Pour contourner l’interdiction faite aux adolescentes afghanes de poursuivre leur scolarité passé la primaire, l’association Begum propose, depuis Paris, un site Internet gratuit où des milliers de vidéos réalisées par des professeur·es permettent aux jeunes filles de continuer à apprendre.
L’association Begum – du nom d’un titre honorifique féminin en Asie centrale et du sud – est avant tout une histoire de résistance et de libertés volées. Lancée d’abord sous forme de radio en 2021 par la journaliste afghane exilée en Suisse Hamida Aman, voilà qu’elle se développe, depuis cet automne à travers un site Internet éducatif. Qu’il s’agisse de Radio Begum ou désormais de la Begum Academy, l’objectif est similaire : donner accès à l’éducation aux jeunes femmes afghanes, malgré leur relégation à l’étroite sphère domestique sous le régime taliban. Depuis 2022, les Afghanes en âge d’aller au collège, au lycée et à l’université n’en ont plus le droit.
Ce lundi, l’association Begum inaugure son bureau tout neuf dans le 18e arrondissement de Paris, grâce à Éric Lejoindre, maire d’arrondissement, qui lui a mis un espace à disposition. L’occasion de s’entretenir avec Hamida Aman, qui combat sans relâche l’obscurantisme des talibans et redonne, par l’accès au savoir, leur dignité aux femmes afghanes.

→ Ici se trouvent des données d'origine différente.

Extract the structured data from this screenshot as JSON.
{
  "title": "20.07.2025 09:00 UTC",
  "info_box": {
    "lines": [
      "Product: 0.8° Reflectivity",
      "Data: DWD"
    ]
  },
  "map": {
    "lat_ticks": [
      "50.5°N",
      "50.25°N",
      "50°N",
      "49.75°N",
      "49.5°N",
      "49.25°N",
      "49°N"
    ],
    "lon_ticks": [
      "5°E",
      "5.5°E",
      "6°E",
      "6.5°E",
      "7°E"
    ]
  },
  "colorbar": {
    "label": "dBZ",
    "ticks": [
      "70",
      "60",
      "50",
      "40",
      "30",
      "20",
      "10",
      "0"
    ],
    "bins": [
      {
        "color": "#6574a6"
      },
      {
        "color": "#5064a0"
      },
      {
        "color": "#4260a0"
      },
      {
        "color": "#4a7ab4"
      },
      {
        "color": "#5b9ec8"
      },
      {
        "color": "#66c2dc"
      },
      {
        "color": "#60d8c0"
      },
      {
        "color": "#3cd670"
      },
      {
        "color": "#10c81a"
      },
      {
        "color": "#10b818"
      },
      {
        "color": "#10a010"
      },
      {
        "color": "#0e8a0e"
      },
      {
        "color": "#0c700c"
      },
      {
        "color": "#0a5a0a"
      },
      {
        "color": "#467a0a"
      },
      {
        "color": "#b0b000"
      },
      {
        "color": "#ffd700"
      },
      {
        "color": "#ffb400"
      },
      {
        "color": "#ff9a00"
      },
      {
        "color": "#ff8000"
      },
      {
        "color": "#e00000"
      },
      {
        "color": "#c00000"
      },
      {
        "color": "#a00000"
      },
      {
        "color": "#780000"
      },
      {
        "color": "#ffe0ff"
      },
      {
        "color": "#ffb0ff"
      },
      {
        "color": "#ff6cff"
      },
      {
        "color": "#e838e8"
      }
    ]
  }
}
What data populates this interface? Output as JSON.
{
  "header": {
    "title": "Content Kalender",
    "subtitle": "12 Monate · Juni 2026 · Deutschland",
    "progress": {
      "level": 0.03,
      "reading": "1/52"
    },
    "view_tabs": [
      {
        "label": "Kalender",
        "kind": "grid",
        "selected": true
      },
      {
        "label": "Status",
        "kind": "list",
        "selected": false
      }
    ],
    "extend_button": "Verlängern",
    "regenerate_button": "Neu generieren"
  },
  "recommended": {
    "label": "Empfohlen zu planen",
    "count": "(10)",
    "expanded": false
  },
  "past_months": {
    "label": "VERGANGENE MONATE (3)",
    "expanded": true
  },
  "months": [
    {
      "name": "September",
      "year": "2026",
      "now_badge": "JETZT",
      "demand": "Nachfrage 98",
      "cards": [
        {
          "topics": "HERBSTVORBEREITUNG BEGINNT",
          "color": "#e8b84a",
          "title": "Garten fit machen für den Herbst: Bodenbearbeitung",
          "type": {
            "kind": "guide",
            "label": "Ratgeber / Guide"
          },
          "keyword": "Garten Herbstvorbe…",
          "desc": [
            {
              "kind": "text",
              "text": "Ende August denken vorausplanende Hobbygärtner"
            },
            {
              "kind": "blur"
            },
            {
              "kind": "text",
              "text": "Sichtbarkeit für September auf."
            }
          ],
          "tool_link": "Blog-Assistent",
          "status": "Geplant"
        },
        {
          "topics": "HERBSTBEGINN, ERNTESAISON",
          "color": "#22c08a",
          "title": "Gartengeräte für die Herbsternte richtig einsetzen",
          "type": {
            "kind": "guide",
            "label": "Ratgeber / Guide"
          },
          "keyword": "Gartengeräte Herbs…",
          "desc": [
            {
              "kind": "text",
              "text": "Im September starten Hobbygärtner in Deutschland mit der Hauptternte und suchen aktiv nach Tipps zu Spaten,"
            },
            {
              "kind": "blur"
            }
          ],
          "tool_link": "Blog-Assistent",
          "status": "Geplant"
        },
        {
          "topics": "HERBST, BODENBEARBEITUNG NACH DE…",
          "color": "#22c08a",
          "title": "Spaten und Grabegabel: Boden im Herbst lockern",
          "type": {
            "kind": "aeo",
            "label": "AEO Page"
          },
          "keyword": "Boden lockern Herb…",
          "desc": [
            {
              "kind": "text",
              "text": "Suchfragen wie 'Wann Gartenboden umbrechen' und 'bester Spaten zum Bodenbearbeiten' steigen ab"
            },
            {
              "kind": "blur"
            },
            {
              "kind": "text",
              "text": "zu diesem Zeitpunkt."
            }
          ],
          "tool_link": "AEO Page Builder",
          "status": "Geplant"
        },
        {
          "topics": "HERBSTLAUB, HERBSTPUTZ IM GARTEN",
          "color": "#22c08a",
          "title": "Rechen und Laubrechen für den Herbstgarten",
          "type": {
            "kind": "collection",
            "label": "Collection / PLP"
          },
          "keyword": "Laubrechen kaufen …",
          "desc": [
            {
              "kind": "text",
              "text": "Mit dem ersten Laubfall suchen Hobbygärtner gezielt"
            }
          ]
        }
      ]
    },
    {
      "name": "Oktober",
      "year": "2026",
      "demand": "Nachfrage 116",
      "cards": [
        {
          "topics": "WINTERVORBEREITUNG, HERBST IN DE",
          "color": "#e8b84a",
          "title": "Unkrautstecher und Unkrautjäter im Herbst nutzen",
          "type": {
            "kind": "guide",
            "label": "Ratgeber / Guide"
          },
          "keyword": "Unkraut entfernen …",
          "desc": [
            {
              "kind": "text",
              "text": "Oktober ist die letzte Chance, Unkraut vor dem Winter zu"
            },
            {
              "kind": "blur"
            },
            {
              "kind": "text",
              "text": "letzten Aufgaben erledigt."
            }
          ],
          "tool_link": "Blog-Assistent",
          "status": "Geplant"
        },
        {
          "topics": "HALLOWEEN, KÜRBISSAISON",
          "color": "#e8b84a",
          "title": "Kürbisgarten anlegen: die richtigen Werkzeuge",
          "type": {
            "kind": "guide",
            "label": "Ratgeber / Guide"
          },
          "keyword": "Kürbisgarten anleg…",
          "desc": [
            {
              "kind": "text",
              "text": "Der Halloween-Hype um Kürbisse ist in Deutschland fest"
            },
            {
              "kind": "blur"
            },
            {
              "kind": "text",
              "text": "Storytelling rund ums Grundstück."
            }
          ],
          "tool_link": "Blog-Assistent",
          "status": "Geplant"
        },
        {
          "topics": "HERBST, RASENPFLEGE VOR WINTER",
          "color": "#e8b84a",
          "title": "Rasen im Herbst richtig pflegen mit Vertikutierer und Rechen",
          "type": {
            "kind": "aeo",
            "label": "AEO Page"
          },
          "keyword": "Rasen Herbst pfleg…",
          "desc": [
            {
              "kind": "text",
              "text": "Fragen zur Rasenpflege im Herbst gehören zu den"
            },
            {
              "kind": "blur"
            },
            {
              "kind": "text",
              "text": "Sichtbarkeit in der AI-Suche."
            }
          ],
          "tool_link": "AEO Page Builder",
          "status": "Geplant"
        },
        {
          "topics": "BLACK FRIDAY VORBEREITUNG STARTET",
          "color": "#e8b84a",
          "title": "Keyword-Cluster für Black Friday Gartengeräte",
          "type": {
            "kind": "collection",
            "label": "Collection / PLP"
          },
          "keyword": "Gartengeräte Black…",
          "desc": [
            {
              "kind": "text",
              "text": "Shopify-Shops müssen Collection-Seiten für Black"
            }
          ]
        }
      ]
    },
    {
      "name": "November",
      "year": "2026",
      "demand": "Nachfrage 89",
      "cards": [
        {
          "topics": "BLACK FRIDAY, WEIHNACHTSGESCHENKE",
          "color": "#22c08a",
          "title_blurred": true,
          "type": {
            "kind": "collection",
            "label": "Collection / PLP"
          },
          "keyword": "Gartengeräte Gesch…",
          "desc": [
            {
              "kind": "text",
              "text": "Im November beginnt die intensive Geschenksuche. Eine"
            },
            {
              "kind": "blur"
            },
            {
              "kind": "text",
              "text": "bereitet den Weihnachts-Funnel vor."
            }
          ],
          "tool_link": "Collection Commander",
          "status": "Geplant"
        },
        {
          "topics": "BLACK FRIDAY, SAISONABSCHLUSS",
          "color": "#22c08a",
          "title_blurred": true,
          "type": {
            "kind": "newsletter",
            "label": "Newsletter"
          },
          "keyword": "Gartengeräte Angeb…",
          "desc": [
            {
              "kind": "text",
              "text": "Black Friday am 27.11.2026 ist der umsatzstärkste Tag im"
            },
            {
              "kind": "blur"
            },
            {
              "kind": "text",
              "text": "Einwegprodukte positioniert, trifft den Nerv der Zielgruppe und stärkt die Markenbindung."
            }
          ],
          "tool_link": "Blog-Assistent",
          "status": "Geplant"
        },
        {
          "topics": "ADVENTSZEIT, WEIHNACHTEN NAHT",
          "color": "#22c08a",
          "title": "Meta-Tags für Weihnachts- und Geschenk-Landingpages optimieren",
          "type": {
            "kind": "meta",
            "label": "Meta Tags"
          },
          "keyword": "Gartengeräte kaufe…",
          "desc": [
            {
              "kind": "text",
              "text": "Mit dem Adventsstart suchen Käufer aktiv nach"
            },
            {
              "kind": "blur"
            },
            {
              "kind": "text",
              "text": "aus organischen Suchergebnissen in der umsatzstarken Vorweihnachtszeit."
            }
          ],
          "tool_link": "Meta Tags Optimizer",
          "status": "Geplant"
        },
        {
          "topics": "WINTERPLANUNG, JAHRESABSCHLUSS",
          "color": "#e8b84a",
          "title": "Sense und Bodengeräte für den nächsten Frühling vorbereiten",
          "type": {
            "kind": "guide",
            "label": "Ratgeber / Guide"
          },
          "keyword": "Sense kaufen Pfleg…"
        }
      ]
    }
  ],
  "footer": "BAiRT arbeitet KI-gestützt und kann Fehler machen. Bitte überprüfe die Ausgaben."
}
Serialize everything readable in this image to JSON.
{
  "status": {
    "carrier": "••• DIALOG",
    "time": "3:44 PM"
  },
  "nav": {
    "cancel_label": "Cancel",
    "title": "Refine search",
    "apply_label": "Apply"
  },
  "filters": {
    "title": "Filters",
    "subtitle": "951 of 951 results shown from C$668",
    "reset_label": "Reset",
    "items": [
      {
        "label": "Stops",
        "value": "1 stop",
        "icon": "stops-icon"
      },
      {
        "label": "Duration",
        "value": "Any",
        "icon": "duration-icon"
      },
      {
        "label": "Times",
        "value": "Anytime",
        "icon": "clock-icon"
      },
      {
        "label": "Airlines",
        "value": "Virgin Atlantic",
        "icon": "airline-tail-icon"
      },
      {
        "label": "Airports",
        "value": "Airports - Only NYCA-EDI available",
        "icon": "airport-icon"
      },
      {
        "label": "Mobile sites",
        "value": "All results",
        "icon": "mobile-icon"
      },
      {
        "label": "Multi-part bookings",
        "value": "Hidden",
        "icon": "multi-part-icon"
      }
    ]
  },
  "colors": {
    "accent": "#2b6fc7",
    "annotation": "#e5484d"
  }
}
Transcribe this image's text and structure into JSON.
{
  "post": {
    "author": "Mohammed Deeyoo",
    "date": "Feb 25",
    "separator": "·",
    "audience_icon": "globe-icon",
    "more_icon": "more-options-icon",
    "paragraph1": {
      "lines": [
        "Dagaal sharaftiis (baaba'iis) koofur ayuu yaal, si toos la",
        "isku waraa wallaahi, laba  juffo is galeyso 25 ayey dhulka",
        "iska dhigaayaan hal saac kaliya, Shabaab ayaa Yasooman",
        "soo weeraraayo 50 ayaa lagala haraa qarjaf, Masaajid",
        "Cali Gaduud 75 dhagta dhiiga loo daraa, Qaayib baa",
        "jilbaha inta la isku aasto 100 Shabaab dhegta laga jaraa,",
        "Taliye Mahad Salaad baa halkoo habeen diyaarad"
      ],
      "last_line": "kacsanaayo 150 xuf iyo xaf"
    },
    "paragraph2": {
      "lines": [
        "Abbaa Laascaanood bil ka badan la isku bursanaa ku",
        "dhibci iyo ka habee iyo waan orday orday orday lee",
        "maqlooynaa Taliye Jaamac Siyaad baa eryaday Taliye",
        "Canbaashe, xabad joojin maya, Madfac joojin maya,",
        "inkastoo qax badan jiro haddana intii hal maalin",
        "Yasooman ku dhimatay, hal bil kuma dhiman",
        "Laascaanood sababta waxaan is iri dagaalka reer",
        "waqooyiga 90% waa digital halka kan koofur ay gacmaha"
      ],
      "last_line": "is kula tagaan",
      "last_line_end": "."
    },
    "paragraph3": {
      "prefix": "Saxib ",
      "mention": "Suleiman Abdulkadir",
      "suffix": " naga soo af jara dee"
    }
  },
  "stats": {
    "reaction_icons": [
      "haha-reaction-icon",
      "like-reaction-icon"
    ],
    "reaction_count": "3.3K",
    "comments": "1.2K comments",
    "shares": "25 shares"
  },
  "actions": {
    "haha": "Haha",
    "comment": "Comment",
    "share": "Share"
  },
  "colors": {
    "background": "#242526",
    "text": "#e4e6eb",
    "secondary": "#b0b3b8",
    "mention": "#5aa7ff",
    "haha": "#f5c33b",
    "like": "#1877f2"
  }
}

Causette : C’est quoi, la Begum Academy ?
Hamida Aman : L’académie est une nouvelle initiative de Begum France, notre association financée grâce aux Nations unies femmes et à des fondations privées, désormais installée à Paris afin d’avoir toutes les latitudes et la liberté nécessaires pour développer ce projet. L’ambition de ce site Internet éducatif est de contenir en vidéos l’ensemble du programme scolaire afghan, du collège au lycée. À partir du moment où les filles sont refoulées de l’éducation par les talibans, donc.
Je ne peux pas m’étendre pour des raisons de sécurité, mais nous avons fait produire les 8 500 vidéos, en dari et patcho (les deux langues officielles) entre l’Afghanistan et la France, grâce au précieux concours de professeurs afghans. C’était un projet titanesque.
Quand nous avons lancé la plateforme, en novembre, ça a concordé avec la fin de l’année scolaire dans les zones nord, avec le début de l’hiver. Et c’était d’une infinie tristesse, parce que cela signifie que les petites filles qui ont terminé leur primaire ne retourneront pas à l’école. Ce sont des millions de jeunes filles laissées sur le carreau chaque année. Notre but est de leur donner la possibilité de continuer, afin de terminer leur cursus.
Que deviennent ces jeunes filles privées d’éducation (trois à quatre millions selon les estimations) ?
H.A. : C’est vite vu, une jeune fille afghane est corvéable à merci. Elle s’occupe de la maison et de la famille. Les plus chanceuses peuvent se rendre à quelques cours clandestins qui existent encore dans certaines grandes villes. Mais la plupart voient leur vie considérablement restreinte et, en parallèle, l’âge du mariage baisse dangereusement, parce que ces jeunes filles deviennent des fardeaux pour leurs familles.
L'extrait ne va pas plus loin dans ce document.